Doctors in Jakarta have confirmed that a seventh Indonesian person has died of bird flu.
Indonesians often live closely with their birds
Slamet Wibowo, 23, is said to have died at the city's hospital for infectious diseases last Thursday, after tests showed he had contracted the virus.
Samples of his blood are being sent to Hong Kong for confirmation at a World Health Organization (WHO) laboratory.
The deadly disease has already killed dozens of people across Asia, and led to millions of birds being culled.
There is so far no evidence of human-to-human transmission, but health officials fear that if the virus combines with the human influenza virus, it could become highly infectious and lead to a global flu pandemic.
Mr Wibowo registered positive for bird flu virus in both clinical and blood tests soon after being admitted to the hospital in Jakarta, spokesman Ilham Patu told the French news agency AFP.

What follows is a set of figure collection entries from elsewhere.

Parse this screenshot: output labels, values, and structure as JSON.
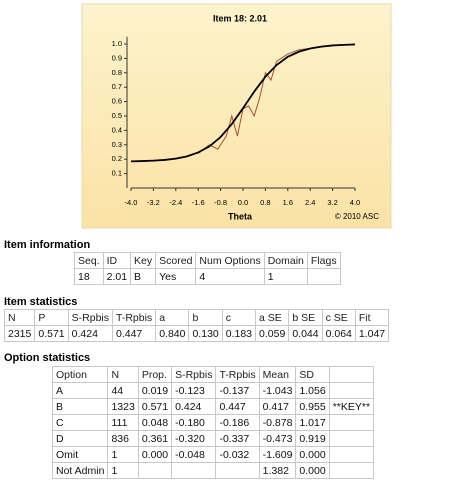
{
  "chart_data": {
    "type": "line",
    "title": "Item 18: 2.01",
    "xlabel": "Theta",
    "annotation": "© 2010 ASC",
    "xlim": [
      -4,
      4
    ],
    "xticks": [
      {
        "value": -4,
        "label": "-4.0"
      },
      {
        "value": -3.2,
        "label": "-3.2"
      },
      {
        "value": -2.4,
        "label": "-2.4"
      },
      {
        "value": -1.6,
        "label": "-1.6"
      },
      {
        "value": -0.8,
        "label": "-0.8"
      },
      {
        "value": 0,
        "label": "0.0"
      },
      {
        "value": 0.8,
        "label": "0.8"
      },
      {
        "value": 1.6,
        "label": "1.6"
      },
      {
        "value": 2.4,
        "label": "2.4"
      },
      {
        "value": 3.2,
        "label": "3.2"
      },
      {
        "value": 4,
        "label": "4.0"
      }
    ],
    "ylim": [
      0,
      1.05
    ],
    "yticks": [
      0.1,
      0.2,
      0.3,
      0.4,
      0.5,
      0.6,
      0.7,
      0.8,
      0.9,
      {
        "value": 1,
        "label": "1.0"
      }
    ],
    "series": [
      {
        "color": "#a0522d",
        "x": [
          -1.6,
          -1.2,
          -0.9,
          -0.6,
          -0.4,
          -0.2,
          0.0,
          0.2,
          0.4,
          0.6,
          0.8,
          1.0,
          1.2,
          1.6,
          2.0,
          2.4
        ],
        "values": [
          0.24,
          0.3,
          0.27,
          0.36,
          0.5,
          0.36,
          0.55,
          0.57,
          0.5,
          0.63,
          0.8,
          0.75,
          0.88,
          0.93,
          0.96,
          0.97
        ]
      },
      {
        "color": "#000000",
        "x": [
          -4.0,
          -3.6,
          -3.2,
          -2.8,
          -2.4,
          -2.0,
          -1.6,
          -1.2,
          -0.8,
          -0.4,
          0.0,
          0.4,
          0.8,
          1.2,
          1.6,
          2.0,
          2.4,
          2.8,
          3.2,
          3.6,
          4.0
        ],
        "values": [
          0.185,
          0.187,
          0.19,
          0.195,
          0.204,
          0.22,
          0.247,
          0.289,
          0.354,
          0.444,
          0.554,
          0.669,
          0.773,
          0.854,
          0.911,
          0.947,
          0.969,
          0.982,
          0.99,
          0.994,
          0.997
        ]
      }
    ]
  },
  "item_information": {
    "title": "Item information",
    "header": [
      "Seq.",
      "ID",
      "Key",
      "Scored",
      "Num Options",
      "Domain",
      "Flags"
    ],
    "rows": [
      [
        "18",
        "2.01",
        "B",
        "Yes",
        "4",
        "1",
        null
      ]
    ]
  },
  "item_statistics": {
    "title": "Item statistics",
    "header": [
      "N",
      "P",
      "S-Rpbis",
      "T-Rpbis",
      "a",
      "b",
      "c",
      "a SE",
      "b SE",
      "c SE",
      "Fit"
    ],
    "rows": [
      [
        "2315",
        "0.571",
        "0.424",
        "0.447",
        "0.840",
        "0.130",
        "0.183",
        "0.059",
        "0.044",
        "0.064",
        "1.047"
      ]
    ]
  },
  "option_statistics": {
    "title": "Option statistics",
    "header": [
      "Option",
      "N",
      "Prop.",
      "S-Rpbis",
      "T-Rpbis",
      "Mean",
      "SD",
      null
    ],
    "rows": [
      [
        "A",
        "44",
        "0.019",
        "-0.123",
        "-0.137",
        "-1.043",
        "1.056",
        null
      ],
      [
        "B",
        "1323",
        "0.571",
        "0.424",
        "0.447",
        "0.417",
        "0.955",
        "**KEY**"
      ],
      [
        "C",
        "111",
        "0.048",
        "-0.180",
        "-0.186",
        "-0.878",
        "1.017",
        null
      ],
      [
        "D",
        "836",
        "0.361",
        "-0.320",
        "-0.337",
        "-0.473",
        "0.919",
        null
      ],
      [
        "Omit",
        "1",
        "0.000",
        "-0.048",
        "-0.032",
        "-1.609",
        "0.000",
        null
      ],
      [
        "Not Admin",
        "1",
        null,
        null,
        null,
        "1.382",
        "0.000",
        null
      ]
    ]
  }
}
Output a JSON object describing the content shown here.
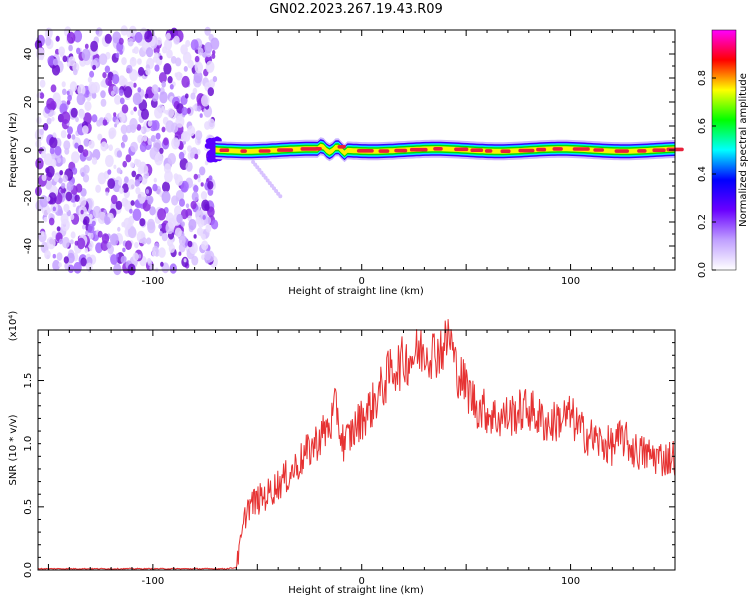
{
  "title": "GN02.2023.267.19.43.R09",
  "colors": {
    "snr_line": "#e63232",
    "noise_dots": "#8a2be2",
    "baseline_red": "#e8203a"
  },
  "chart_data": [
    {
      "type": "heatmap",
      "title": "GN02.2023.267.19.43.R09",
      "xlabel": "Height of straight line (km)",
      "ylabel": "Frequency (Hz)",
      "xlim": [
        -155,
        150
      ],
      "ylim": [
        -50,
        50
      ],
      "x_ticks": [
        -100,
        0,
        100
      ],
      "y_ticks": [
        -40,
        -20,
        0,
        20,
        40
      ],
      "noise_region_x": [
        -155,
        -70
      ],
      "signal_region_x": [
        -70,
        150
      ],
      "signal_frequency_hz": 0,
      "colorbar": {
        "label": "Normalized spectral amplitude",
        "range": [
          0,
          1
        ],
        "ticks": [
          "0.0",
          "0.2",
          "0.4",
          "0.6",
          "0.8"
        ],
        "colormap": [
          "#ffffff",
          "#c0a0ff",
          "#6a00ff",
          "#0000ff",
          "#00ffff",
          "#00ff00",
          "#ffff00",
          "#ff0000",
          "#ff00ff"
        ]
      }
    },
    {
      "type": "line",
      "xlabel": "Height of straight line (km)",
      "ylabel": "SNR (10 * v/v)",
      "y_multiplier": "(x10⁴)",
      "xlim": [
        -155,
        150
      ],
      "ylim": [
        0,
        1.9
      ],
      "x_ticks": [
        -100,
        0,
        100
      ],
      "y_ticks": [
        "0.0",
        "0.5",
        "1.0",
        "1.5"
      ],
      "series": [
        {
          "x": [
            -155,
            -140,
            -120,
            -100,
            -80,
            -65,
            -60,
            -57,
            -55,
            -50,
            -45,
            -40,
            -35,
            -30,
            -25,
            -20,
            -15,
            -12,
            -10,
            -8,
            -5,
            0,
            5,
            10,
            13,
            15,
            18,
            20,
            25,
            30,
            35,
            40,
            42,
            45,
            50,
            55,
            60,
            65,
            70,
            75,
            80,
            85,
            90,
            95,
            100,
            105,
            110,
            115,
            120,
            125,
            130,
            135,
            140,
            145,
            150
          ],
          "values": [
            0.01,
            0.01,
            0.01,
            0.01,
            0.01,
            0.01,
            0.02,
            0.3,
            0.5,
            0.55,
            0.6,
            0.68,
            0.75,
            0.85,
            0.95,
            1.05,
            1.15,
            1.3,
            1.05,
            1.0,
            1.08,
            1.2,
            1.3,
            1.45,
            1.55,
            1.6,
            1.62,
            1.65,
            1.7,
            1.75,
            1.72,
            1.78,
            1.88,
            1.6,
            1.45,
            1.3,
            1.25,
            1.2,
            1.22,
            1.25,
            1.28,
            1.2,
            1.15,
            1.2,
            1.22,
            1.1,
            1.05,
            1.0,
            0.98,
            1.05,
            0.95,
            0.92,
            0.9,
            0.88,
            0.9
          ]
        }
      ]
    }
  ]
}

He is known to have had direct contact with birds before becoming ill.
H5N1 BIRD FLU VIRUS
Principally an avian disease, first seen in humans in Hong Kong, 1997
Almost all human cases thought to be contracted from birds
Isolated cases of human-to-human transmission in Hong Kong and Vietnam, but none confirmed
The WHO - which has its own testing procedures, separate from tests carried out by regional experts - has so far only confirmed four cases in Indonesia, three of whom have died.

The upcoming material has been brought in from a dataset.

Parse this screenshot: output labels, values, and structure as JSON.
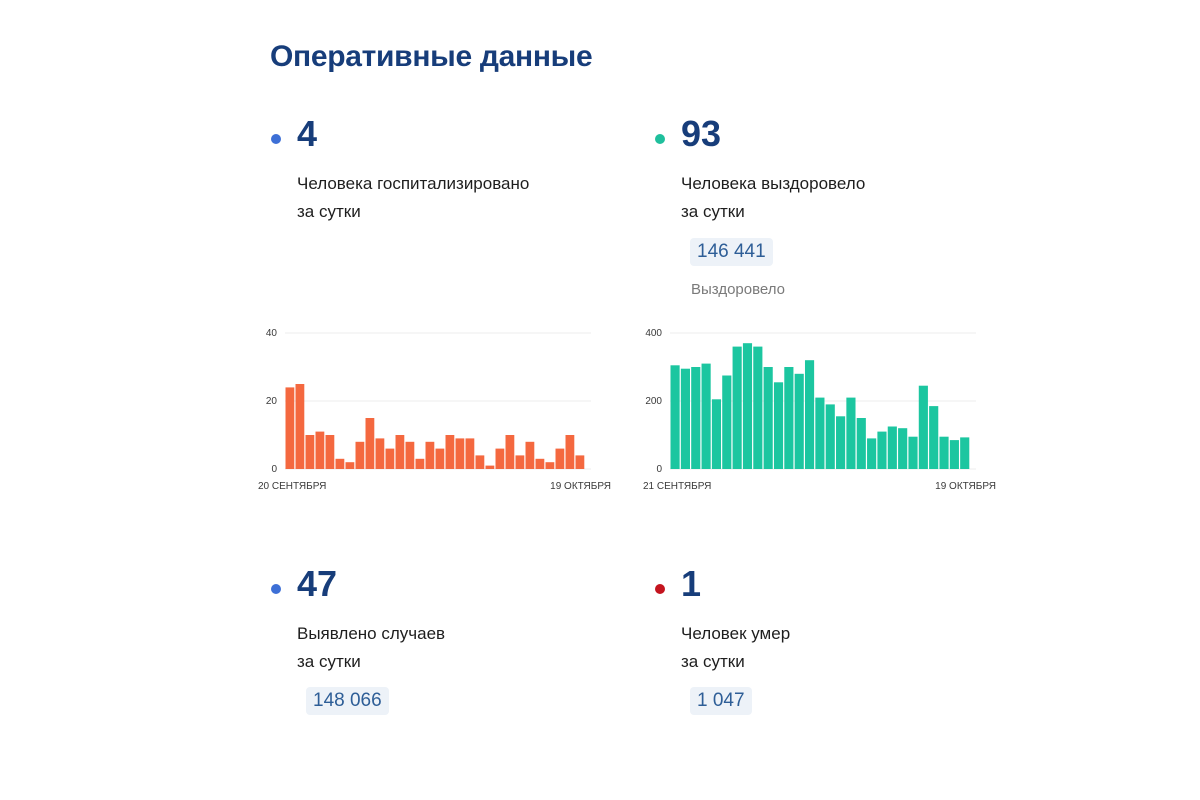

But Mr Wibowo's death is the seventh reported by doctors in Jakarta, and there are also several other deaths which the authorities suspect could be due to bird flu.
More than 60 people in Indonesia are now either confirmed to be, or suspected of, suffering from the disease, according to Indonesian media reports.
Australian Foreign Minister Alexander Downer said on Wednesday that Australia would host a meeting of bird flu experts at the end of October, to discuss the rise of the disease.
"The objective of the meeting is to ensure a swift and co-ordinated regional response to contain any outbreak of avian influenza," Mr Downer told reporters.